Standard for non-constitutional error
When evaluating harm from non-constitutional error flowing from the exclusion of relevant evidence, we examine the record as a whole, and if we are fairly assured that the error did not influence the jury or had but a slight effect, we conclude that the error was harmless. Morales v. State, 32 S.W.3d 862, 867 (Tex.Crim.App.2000). In this case, we do not have fair assurance that the exclusion of Williams’s testimony did not influence the jury or had but a slight effect. See Johnson v. State, 967 S.W.2d 410 (Tex.Crim.App.1998).
A review of the record as a whole reveals that the question of possession was not only the most important issue in the case, it was the only contested issue in the case. Appellant was prejudiced because she was precluded from presenting third-party witness testimony which would have corroborated and given independent credibility to the defense she sought to establish. Because appellant’s only argument was that she did not possess the drugs, and the State’s case rested on a contrary argument, the erroneous exclusion of testimony that tended to establish possession in another was a “serious” error. See Ray, 148 S.W.3d at 227 (Carter, J., dissenting).

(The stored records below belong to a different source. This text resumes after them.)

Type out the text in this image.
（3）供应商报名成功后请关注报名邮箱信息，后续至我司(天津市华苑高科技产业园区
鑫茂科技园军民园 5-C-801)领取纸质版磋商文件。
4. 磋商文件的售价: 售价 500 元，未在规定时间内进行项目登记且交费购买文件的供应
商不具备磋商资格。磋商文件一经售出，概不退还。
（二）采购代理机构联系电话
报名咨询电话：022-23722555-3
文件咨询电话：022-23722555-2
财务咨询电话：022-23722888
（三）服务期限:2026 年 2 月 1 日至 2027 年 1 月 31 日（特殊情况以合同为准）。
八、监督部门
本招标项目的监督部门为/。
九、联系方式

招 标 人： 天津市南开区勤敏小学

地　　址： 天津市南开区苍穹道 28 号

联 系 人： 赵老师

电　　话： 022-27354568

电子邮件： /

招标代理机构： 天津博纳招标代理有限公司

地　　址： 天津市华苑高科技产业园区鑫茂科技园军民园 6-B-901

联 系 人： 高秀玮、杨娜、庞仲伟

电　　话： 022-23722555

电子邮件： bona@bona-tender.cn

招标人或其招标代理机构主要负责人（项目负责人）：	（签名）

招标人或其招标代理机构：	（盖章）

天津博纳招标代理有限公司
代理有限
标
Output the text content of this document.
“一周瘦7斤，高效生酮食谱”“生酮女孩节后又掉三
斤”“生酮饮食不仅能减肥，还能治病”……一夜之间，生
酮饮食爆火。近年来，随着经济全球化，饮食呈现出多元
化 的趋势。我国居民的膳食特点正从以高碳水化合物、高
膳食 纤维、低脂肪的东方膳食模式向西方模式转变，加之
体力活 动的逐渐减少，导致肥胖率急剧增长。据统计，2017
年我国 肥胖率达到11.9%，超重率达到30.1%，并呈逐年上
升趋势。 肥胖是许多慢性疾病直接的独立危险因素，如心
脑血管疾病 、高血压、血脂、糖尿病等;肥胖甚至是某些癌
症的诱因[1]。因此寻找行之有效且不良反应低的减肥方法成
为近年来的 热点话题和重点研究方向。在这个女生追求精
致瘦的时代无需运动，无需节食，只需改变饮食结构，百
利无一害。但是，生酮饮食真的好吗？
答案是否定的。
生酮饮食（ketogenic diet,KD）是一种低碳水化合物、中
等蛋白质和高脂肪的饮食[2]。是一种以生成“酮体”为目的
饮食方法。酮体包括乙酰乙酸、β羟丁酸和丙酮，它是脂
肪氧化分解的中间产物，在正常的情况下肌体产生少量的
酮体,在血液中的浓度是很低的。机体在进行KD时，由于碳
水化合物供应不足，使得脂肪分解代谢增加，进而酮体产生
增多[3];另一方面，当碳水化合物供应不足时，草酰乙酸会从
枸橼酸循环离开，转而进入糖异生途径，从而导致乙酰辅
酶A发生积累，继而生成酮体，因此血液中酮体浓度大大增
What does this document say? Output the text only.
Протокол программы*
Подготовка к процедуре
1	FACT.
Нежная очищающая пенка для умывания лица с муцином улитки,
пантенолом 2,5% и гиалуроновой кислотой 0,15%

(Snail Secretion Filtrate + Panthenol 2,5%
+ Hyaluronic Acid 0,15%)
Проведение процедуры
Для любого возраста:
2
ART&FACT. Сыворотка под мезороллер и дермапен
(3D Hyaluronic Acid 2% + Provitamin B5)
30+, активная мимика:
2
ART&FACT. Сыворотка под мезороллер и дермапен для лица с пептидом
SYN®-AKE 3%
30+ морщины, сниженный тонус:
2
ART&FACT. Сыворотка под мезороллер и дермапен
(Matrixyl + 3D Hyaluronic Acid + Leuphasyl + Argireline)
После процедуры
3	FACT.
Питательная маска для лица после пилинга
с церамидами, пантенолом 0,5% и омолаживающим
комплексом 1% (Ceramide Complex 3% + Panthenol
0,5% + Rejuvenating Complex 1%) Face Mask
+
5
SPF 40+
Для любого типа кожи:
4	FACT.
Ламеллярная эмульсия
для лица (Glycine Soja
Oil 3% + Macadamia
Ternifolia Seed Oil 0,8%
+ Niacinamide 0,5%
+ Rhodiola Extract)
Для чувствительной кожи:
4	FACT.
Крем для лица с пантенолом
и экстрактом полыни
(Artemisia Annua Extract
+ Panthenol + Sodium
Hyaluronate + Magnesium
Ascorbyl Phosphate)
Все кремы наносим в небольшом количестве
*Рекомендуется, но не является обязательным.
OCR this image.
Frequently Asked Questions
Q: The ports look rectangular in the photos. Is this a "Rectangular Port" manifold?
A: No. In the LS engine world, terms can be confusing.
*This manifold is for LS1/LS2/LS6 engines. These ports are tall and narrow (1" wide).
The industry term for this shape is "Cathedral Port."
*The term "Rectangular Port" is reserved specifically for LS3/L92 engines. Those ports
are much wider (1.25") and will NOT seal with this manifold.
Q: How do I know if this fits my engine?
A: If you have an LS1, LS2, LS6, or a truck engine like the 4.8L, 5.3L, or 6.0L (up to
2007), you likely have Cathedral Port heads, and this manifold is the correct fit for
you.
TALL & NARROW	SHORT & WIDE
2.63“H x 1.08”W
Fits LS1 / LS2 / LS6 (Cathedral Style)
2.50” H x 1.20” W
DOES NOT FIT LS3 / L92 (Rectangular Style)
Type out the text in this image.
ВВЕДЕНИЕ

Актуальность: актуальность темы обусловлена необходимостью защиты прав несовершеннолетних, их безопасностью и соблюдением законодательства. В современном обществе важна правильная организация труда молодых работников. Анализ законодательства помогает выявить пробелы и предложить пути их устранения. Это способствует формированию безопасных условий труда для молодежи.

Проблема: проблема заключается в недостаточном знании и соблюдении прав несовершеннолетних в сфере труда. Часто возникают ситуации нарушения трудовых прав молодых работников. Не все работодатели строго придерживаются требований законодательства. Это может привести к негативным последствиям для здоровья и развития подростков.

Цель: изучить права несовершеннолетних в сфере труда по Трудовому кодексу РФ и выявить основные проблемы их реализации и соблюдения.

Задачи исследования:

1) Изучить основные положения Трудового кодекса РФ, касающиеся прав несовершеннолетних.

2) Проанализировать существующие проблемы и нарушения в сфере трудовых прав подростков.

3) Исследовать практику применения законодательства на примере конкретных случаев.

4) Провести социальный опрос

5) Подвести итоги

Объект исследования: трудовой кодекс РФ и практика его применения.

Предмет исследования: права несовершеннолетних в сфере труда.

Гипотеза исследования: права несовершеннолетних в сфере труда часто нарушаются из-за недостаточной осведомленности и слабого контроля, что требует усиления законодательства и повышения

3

The court of appeals’s majority opinion reasons that the error was harmless because Williams’s testimony “would not have added significantly to Ray’s defense.” Id. at 226. However, as Justice Carter points out, this was an issue for the jury to decide—not the court of appeals. Id. at 227. As the jury did not have the benefit of the third-party testimony upon the most critical element the State had the burden to prove, we cannot say with fair assurance that the error did not influence the jury or had but a slight effect. Tex.R.App. P. 44.2(b). We reverse the judgment of the court of appeals and remand the cause to the trial court for further proceedings.
HERYEY, J., filed a concurring opinion, in which JOHNSON, KEASLER, and COCHRAN, JJ., joined. KELLER, P.J., filed a dissenting opinion.. Had appellant chosen not to testify in her own defense, we would be faced with exclusion of clearly vital evidence, precluding altogether the presentation of the defensive theory.